Forum ESECUZIONI - IL PIGNORAMENTO

Mutamento del regime patrimoniale dei debitori e pignoramento

  • Alessandro Saito

    AGRIGENTO
    28/03/2026 12:55

    Mutamento del regime patrimoniale dei debitori e pignoramento

    Buongiorno, vi pongo il seguente quesito.
    Due coniugi in regime di comunione legale risultano assegnatari da parte di una cooperativa edilizia di un immobile con accollo della quota parte del mutuo ad entrambi. A seguito di sentenza di divorzio del 14/03/2017, la quale viene annotata nel certificato di matrimonio ma non trascritta nei registri immobiliari, cessano gli effetti civili del matrimonio, quindi a livello catastale i beni risultano ancora per la quota di 1/1 a ciascuno dei coniugi in comunione legale dei beni. In data 18/07/2024 viene notificato l'atto di pignoramento per mancato pagamento del mutuo ad entrambi i debitori il quale riporta quale regime patrimoniale la comunione legale per 1/1 ad entrambi. Si può ritenere valido il pignoramento tenuto conto che l'identificazione del bene e dei debitori è corretta e che in ambito di esecuzione immobiliare, prevale il principio della sostanza sulla forma e quello del raggiungimento dello scopo (Art. 156 c.p.c.)?
    Grazie per la gentile risposta
    • Zucchetti Software Giuridico srl

      30/03/2026 15:30

      RE: Mutamento del regime patrimoniale dei debitori e pignoramento

      A nostro avviso la procedura può seguire il suo corso, con le precisazioni che seguono.
      Secondo la giurisprudenza (ex multis Cass. n. 6575 del 14 marzo 2013) la comunione dei beni nascente dal matrimonio è una comunione senza quote, nella quale i coniugi sono solidalmente titolari di un diritto avente ad oggetto tutti i beni di essa e rispetto alla quale non è ammessa la partecipazione di estranei (cfr, ex multis, Cass. civ., sez. II, 24 luglio 2012, n. 12923; Cass. civ., sez. VI, ord. 25 ottobre 2011, n. 22082; Cass. civ., sez.

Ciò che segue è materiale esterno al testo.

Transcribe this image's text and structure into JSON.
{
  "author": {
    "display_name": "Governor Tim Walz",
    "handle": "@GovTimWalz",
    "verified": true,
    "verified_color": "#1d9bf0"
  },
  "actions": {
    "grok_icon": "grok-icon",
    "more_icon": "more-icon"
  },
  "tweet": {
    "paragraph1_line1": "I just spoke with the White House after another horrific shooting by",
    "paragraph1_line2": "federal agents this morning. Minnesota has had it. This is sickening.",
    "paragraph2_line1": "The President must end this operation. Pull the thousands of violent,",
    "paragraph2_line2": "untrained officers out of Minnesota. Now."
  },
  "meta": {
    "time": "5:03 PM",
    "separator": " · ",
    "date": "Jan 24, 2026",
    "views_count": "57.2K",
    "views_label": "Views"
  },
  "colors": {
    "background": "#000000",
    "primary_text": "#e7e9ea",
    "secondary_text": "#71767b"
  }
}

I, 7 marzo 2006, n. 4890), trattandosi di comunione finalizzata, a differenza della comunione ordinaria, non già alla tutela della proprietà individuale, ma piuttosto a quella della famiglia (Cass. civ., sez. I, 9 ottobre 2007, n. 21098; Cass. civ., sez. III, 12 gennaio 2011, n. 517).
      Tuttavia, per effetto del divorzio, gli ex coniugi, sono divenuti comproprietari meri, atteso che la comunione legale si è sciolta già a far tempo della separazione, a norma dell'art. 191 c.c.
      A questo punto occorre interrogarsi intorno al regime di opponibilità di questo scioglimento.
      Sul punto osserviamo che a163, commi terzo e quarto, c.c., "Le modifiche convenute e la sentenza di omologazione hanno effetto rispetto ai terzi solo se ne è fatta annotazione in margine all'atto del matrimonio. L'annotazione deve inoltre essere fatta a margine della trascrizione delle convenzioni matrimoniali ove questa sia richiesta a norma degli articoli 2643 e seguenti del codice civile".
      L'art. 2647 c.c. a sua volta prevede, al primo comma, che "Devono essere trascritti , se hanno per oggetto beni immobili, la costituzione del fondo patrimoniale, le convenzioni matrimoniali che escludono i beni medesimi dalla comunione tra i coniugi, gli atti e i provvedimenti di scioglimento della comunione, gli atti di acquisto di beni personali a norma delle lettere c), d), e) ed f) dell'articolo 179, a carico, rispettivamente, dei coniugi titolari del fondo patrimoniale o del coniuge titolare del bene escluso o che cessa di far parte della comunione"
      Come si vede, le convenzioni matrimoniali soggiacciono ad un duplice regime pubblicitario: quello dell'annotazione a margine dell'atto di matrimonio e quello della trascrizione.
      Ciò ha determinato in dottrina l'alimentarsi di un vivace dibattito ruotante proprio intorno alla individuazione del rapporto tra queste due forme di pubblicità.
      In particolare, volendo sintetizzare al massimo i termini della questione, ci si chiede se ai fini della opponibilità ai terzi rilevi o meno anche la trascrizione della convenzione nei registri immobiliari, quante volte abbia ad oggetto beni immobili.
      Invero, da parte di taluna dottrina si è osservato che il rapporto tra queste due forme di pubblicità dovrebbe essere risolto nel senso che mentre l'annotazione consente di opporre ai terzi la convenzione, la trascrizione consente di opporre ai terzi la circostanza che quella convenzione ha ad oggetto anche i beni immobili in essa ricompresi.
      Questa impostazione dogmatica si è rivelata tuttavia minoritaria, essendosi invece affermata, anche in giurisprudenza, l'opinione per cui l'annotazione a margine dell'atto di matrimonio sia l'unico requisito essenziale ai fini della opponibilità delle convenzioni matrimoniali ai terzi, ancorché abbiano ad oggetto beni immobili: secondo questa impostazione la trascrizione avrebbe così la mera funzione di pubblicità notizia.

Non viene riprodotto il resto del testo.